Does the copula correction method work for models where an intercept is estimated with an intercept? After skimming the Park and Gupta paper proposing the copula correction method, I noticed the data generating process does not add an intercept into the data generating process. I tried imitating their data generating process without an intercept and with an intercept and got less than satisfying results (see the code below) which makes me think the data has to be mean centered and estimated with without an intercept.

Any feedback you all have would be appreciated! Thanks!
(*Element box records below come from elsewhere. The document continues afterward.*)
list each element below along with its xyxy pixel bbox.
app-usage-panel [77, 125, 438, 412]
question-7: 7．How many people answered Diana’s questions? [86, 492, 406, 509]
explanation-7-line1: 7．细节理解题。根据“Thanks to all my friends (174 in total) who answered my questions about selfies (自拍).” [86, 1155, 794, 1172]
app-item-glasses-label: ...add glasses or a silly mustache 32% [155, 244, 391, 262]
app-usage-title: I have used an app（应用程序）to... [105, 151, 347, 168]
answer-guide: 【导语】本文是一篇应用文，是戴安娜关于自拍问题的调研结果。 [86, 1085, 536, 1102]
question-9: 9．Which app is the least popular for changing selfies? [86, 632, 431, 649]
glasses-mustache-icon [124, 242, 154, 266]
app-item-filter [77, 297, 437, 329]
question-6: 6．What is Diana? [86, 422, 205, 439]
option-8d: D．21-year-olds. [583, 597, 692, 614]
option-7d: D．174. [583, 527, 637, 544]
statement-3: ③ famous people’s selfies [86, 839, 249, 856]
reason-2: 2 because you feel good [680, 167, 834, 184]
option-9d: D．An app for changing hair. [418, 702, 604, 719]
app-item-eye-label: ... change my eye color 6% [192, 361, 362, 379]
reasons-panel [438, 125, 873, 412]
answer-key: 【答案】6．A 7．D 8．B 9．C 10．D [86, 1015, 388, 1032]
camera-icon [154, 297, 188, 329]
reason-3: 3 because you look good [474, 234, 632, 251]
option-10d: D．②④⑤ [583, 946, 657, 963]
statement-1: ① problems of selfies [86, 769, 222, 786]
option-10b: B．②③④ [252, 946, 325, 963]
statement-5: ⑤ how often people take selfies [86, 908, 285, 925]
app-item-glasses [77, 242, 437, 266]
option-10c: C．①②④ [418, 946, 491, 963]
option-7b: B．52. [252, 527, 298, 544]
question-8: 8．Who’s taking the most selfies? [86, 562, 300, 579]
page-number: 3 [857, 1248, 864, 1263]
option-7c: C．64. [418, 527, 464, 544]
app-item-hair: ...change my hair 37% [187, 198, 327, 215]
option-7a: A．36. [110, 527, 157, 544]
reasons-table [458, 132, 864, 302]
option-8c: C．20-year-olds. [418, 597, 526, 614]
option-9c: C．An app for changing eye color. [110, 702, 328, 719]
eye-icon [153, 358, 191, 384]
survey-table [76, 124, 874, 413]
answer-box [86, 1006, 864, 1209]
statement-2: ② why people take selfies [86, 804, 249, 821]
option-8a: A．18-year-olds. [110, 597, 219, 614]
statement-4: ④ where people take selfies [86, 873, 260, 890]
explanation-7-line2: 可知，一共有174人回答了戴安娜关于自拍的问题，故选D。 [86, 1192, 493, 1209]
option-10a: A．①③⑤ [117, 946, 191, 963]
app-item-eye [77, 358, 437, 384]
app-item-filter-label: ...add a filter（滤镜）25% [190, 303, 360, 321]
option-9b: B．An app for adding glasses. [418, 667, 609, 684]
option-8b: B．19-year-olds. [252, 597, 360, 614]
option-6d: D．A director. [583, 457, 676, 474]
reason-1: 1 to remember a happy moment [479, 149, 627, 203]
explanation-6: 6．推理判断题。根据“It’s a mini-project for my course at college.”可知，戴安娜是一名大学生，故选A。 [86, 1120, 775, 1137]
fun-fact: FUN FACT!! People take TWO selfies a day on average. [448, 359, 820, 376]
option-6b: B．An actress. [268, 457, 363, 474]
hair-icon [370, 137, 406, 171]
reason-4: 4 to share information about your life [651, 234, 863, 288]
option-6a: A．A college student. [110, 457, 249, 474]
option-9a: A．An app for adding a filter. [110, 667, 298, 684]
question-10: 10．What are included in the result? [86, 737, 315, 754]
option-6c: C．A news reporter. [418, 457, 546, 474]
## create an endogenous regressor
Sigma <- matrix(c(1.8,1.65,1.65,2),2,2)
x1 <-mvtnorm::rmvnorm(n = 100, c(2, 0), Sigma)
cor(x1)## check correlation
error <- x1[,2]
x1<- x1[,1]
## create an exogenous regressor
x2 <- rnorm(100, 2, 3)
## generate some data
y <-3*x1 + 4*x2 + error

#mle methodd
model <- REndo::copulaCorrection(y ~0+ x1+x2| continuous(x1),
                                 data=data.frame(y, x1, x2))
summary(model)
## ols method
p_star <- REndo:::copulaCorrectionContinuous_pstar(x1)
summary(lm(y ~ 0+x1+x2))
summary(lm(y ~ 0+x1+x2+p_star))

### allow the models to estimate an intercept
#mle methodd
model <- REndo::copulaCorrection(y ~ x1+x2| continuous(x1),
                                 data=data.frame(y, x1, x2))
summary(model)
## ols method
p_star <- REndo:::copulaCorrectionContinuous_pstar(x1)
summary(lm(y ~ x1+x2))
summary(lm(y ~ x1+x2+p_star))

### add intercept to the data
y <- y + 3

#mle methodd
model <- REndo::copulaCorrection(y ~ x1+x2| continuous(x1),
                                 data=data.frame(y, x1, x2))
summary(model)
## ols method
p_star <- REndo:::copulaCorrectionContinuous_pstar(x1)
summary(lm(y ~ x1+x2))
summary(lm(y ~ x1+x2+p_star))
awayt039 commented 5 years ago

Disregard. It was because the x1 above was normally distributed.